This isn't the best Tom and Jerry cartoon, but it's not the worst either. Although this was in the very early days of sound, there is little dialogue in Tom and Jerry cartoons. Instead they rely heavily on music, so everything bounces, stretches, jiggles and dances in time to the soundtrack.

One thing which I like about the original VB Tom and Jerry, over most Warner and MGM cartoons, is their unpredictability. Rather than the rather wearisome format of 'set up good guy and bad guy, and have them try to 'get' each other for seven minutes') which is what a lot of the less stellar WB cartoons amount to, these Van Beuren shorts were often completely nuts. In one Tom and Jerry cartoon, they meet a guy walking a piece of cheese. In another, they get shot out of a cannon, and spend the rest of the cartoon underwater in a sort of hooch parlor filled with mermaids.

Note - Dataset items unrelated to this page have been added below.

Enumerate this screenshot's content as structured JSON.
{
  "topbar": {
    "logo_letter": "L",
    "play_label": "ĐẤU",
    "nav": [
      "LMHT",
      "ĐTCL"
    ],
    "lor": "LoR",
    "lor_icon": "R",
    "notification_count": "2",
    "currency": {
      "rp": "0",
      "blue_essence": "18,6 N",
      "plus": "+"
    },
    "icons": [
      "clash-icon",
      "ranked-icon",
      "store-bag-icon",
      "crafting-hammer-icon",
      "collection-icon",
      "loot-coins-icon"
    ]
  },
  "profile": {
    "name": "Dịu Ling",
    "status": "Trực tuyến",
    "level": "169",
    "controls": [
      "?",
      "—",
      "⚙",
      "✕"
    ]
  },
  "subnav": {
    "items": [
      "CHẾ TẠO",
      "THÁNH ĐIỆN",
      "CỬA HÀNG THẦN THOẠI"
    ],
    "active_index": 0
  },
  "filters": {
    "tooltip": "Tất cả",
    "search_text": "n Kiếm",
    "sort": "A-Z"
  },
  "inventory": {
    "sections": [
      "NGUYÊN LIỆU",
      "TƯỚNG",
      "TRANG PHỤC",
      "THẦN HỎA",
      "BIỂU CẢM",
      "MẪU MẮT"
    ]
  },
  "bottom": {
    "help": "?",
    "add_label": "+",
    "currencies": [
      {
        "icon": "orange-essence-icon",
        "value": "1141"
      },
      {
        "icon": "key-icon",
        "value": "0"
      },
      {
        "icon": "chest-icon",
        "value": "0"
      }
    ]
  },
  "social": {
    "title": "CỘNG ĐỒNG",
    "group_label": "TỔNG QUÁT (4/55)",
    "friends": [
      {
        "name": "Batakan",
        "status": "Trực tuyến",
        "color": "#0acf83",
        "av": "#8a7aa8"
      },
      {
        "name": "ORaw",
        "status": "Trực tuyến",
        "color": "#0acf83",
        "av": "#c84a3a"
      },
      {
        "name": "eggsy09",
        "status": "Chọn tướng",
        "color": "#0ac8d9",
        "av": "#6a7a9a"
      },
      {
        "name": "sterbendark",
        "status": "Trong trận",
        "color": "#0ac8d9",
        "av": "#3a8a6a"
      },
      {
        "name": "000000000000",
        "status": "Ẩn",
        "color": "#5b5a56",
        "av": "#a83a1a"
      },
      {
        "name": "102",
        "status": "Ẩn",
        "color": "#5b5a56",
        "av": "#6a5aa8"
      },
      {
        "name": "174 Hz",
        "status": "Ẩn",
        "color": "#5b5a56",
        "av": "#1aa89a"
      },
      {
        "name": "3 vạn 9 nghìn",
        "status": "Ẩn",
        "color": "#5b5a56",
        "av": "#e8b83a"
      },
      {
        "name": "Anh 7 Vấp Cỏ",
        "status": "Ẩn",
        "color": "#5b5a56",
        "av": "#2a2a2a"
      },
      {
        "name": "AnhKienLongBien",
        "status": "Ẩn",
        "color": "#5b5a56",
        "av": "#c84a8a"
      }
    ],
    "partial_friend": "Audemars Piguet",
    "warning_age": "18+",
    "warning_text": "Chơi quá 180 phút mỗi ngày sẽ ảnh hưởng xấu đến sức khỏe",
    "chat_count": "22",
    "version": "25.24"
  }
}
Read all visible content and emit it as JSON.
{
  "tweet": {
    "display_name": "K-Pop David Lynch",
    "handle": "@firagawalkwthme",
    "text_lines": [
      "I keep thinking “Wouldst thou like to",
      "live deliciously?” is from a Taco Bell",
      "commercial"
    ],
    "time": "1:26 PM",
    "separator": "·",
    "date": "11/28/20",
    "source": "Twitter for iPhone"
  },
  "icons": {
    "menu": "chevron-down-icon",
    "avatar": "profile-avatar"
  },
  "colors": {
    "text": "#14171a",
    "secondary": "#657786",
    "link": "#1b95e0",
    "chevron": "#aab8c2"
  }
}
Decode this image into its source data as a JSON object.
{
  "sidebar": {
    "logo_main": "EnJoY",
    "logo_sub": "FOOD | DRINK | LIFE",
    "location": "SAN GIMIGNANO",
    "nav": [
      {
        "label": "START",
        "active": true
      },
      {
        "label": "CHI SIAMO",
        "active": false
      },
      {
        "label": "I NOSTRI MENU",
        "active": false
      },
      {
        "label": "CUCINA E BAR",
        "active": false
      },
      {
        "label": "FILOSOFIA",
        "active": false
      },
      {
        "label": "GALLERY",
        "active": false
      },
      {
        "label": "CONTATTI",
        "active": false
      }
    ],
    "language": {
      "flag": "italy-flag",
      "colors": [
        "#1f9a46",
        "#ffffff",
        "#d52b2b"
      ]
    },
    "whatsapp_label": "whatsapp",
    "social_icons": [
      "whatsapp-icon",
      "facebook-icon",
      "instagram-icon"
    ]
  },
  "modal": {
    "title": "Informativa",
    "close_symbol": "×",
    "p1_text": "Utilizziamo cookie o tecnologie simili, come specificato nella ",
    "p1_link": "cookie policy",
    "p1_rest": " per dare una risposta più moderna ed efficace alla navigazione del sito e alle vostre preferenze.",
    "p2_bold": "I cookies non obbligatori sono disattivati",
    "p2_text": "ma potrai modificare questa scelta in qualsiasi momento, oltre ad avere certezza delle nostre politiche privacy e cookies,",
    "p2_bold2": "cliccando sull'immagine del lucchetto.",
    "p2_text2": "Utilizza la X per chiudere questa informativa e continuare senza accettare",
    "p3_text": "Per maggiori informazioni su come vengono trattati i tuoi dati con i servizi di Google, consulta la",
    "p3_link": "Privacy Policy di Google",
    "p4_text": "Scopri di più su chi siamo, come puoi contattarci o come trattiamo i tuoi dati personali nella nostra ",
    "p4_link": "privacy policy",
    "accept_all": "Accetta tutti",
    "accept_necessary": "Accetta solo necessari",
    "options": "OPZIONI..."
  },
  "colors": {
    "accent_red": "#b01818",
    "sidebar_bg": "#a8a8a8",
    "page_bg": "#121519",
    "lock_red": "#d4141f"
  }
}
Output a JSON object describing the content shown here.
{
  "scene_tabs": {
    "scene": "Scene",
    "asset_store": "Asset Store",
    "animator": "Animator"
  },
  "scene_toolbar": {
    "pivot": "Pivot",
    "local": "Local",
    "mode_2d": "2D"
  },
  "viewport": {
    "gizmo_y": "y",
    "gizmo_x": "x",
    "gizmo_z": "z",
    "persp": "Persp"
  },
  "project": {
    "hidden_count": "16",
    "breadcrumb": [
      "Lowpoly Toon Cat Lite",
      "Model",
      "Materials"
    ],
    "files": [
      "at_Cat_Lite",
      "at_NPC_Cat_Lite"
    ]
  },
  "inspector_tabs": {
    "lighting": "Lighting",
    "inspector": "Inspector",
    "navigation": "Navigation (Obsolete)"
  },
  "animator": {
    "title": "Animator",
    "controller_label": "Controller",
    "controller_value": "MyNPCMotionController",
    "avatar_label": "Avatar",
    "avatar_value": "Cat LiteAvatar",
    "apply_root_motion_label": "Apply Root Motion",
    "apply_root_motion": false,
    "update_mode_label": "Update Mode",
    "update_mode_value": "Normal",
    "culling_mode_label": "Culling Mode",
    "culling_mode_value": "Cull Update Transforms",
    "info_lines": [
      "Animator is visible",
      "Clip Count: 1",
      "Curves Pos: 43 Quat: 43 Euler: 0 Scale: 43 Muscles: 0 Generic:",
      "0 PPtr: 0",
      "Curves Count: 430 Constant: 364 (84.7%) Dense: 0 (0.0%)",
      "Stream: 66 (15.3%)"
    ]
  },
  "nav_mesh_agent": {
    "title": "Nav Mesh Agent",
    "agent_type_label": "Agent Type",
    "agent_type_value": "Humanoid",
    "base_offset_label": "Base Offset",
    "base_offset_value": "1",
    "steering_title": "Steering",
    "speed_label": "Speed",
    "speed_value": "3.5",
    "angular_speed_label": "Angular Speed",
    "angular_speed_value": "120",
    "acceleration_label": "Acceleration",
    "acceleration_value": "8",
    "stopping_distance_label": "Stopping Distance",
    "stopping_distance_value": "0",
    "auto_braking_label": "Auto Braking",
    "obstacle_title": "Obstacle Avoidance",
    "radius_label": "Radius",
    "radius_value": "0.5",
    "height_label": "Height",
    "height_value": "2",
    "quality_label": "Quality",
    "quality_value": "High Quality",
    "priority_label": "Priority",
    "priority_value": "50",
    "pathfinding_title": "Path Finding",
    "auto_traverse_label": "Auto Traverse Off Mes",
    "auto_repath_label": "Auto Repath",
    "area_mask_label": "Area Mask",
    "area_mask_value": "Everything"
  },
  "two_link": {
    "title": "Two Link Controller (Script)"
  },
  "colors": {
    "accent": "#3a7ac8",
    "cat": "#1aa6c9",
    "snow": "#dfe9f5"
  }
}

This is the sort of cartoon which they're parodying in the intro to 'Triplets of Belleville'. Some of the jokes (mostly sight gags) fall flat, some just don't make sense, and some are funny. The plot really doesn't matter much. T and J seem to be tuning a piano for a concert performance by a female pianist (who has outrageously huge breasts - another thing you wouldn't see twenty years later). There are lots of silly sight gags involving a bad note being removed from the piano, another one being pulled like a bad tooth. And the notorious Disney-like mice. I find the argument here rather silly, since at this time, virtually all cartoon animals were sort of amorphous black blobs whose species was sometimes even doubtful.

All in all I find these cartoons edearing. This isn't the best of them, but it's decent enough.